The reality is that dense, walkable neighborhoods have many public health advantages. People who commute by car are more likely to be obese, as well as experiencing added stress from their daily commute, leading to high blood pressure and heart problems. Car exhaust contributes to asthma, heart attacks, lung cancer, strokes, and even played a role in crime! Loneliness is also greater in suburbs, contributing to high levels of depression and anxiety. A place where you can walk and get to know your neighbors, even on a nodding basis, can be the line between life and death for many vulnerable people.

In one of her later books, Dark Age Ahead, the venerable urbanist and journalist Jane Jacobs wrote about the great Chicago heat wave of 1995. The heat was so intense that air conditioner usage overloaded the power grid in many places, and so many fire hydrants were opened that buildings lost water pressure. One week in July saw over 700 more deaths, mostly among the elderly poor, than Chicago would normally see.

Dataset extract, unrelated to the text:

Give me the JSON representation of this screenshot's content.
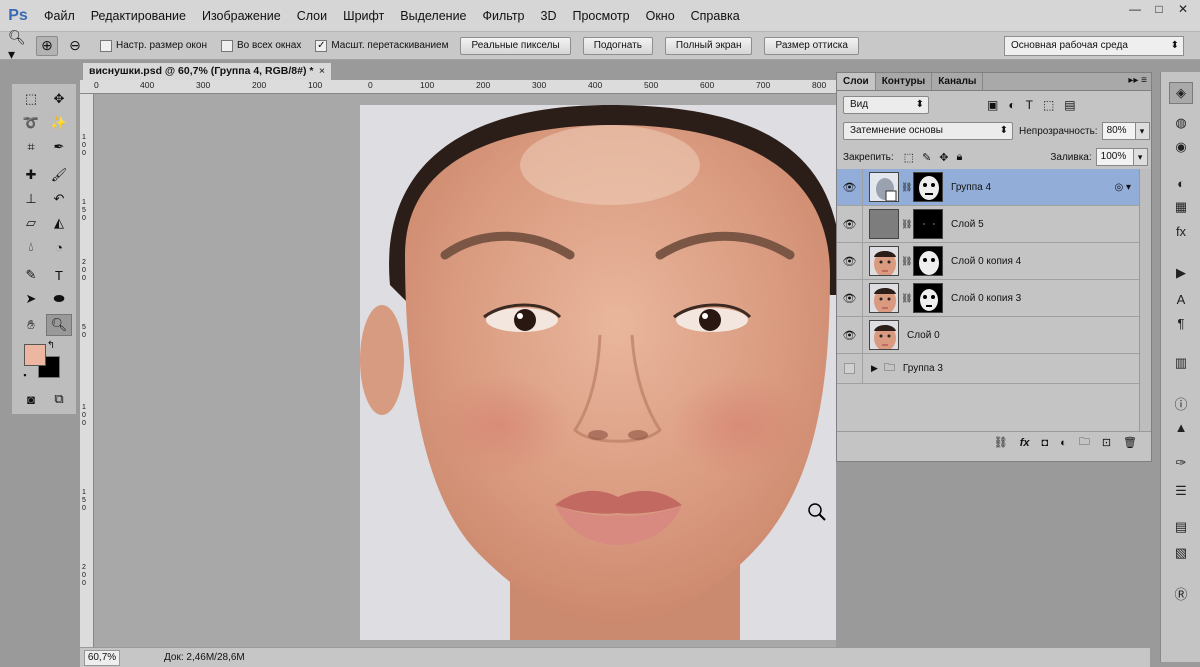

Jacobs wrote that the high death rate among the elderly confused the Centers for Disease Control, whose researchers found that many Chicagoans had essentially barricaded themselves in their apartments, even as they lost electricity and water, with no refuge from the heat. The CDC was at a loss to explain why, but sociologist Eric Klinenberg found that when comparing two neighborhoods even spatially near, were worlds apart socially. In North Lawndale there were 40 deaths per 100,000 people, but in neighboring South Lawndale, there were four deaths per 100,000 people. According to Jacobs, Klinenberg found that in North Lawndale, people were unused to walking places and there were few to no places to walk to. The residents had few connections to each other, so they didn’t check up on each other and feared leaving their apartments and strangers coming to them. By contrast, in South Lawndale, which had businesses and other places to walk to, the elderly were much more connected to the other residents in the neighborhood. They didn’t fear leaving their homes to places that still had air conditioning and water, nor did they fear people coming to check on them.

As Jeff Speck wrote in Walkable City, “Increasingly, it is becoming clear that the American healthcare crisis is largely an urban design crisis, with walkability at the heart of the cure.”

Yet there is more evidence that cities are not especially vulnerable to pandemics. We can compare the response in Western cities to those of East Asia. The cities of Japan and South Korea, plus Singapore and Hong Kong, have not become the hot spots of Covid-19.

According to the New York Times, Taiwan, Singapore, and Hong Kong made plans building on their failures from the SARS outbreak in 2002-03. The three attempted to intervene as early as possible to contain any outbreaks, using multiple researchers to track contacts, enforcing quarantines, and monitoring neighbors like China very closely. Along with Japan, the near-universal practice of people wearing face masks may also slow the spread of the disease, especially from asymptomatic carriers.

The spread of coronavirus around the world has not been one of densely-populated cities succumbing first and the infections tapering off as suburbs become rural. Instead it’s been about “super-spreading events” where a lot of people are in contact with each other, something that is just as likely to happen in a crowded suburban Walmart or megachurch as anywhere in Manhattan.

Intelligence, preparation, and early action are making the difference. South Korea introduced widespread testing and tracing from the beginning, while the United States was pretending there was no problem. The Koreans have successfully contained the virus and without a lockdown.

Bad urban design will not stop this pandemic or the next one. But good urban design will reduce your risk of succumbing to the virus—especially when some of our neighbors will be left uninformed, alone, or vulnerable.

Matthew Robare is a journalist living in Boston.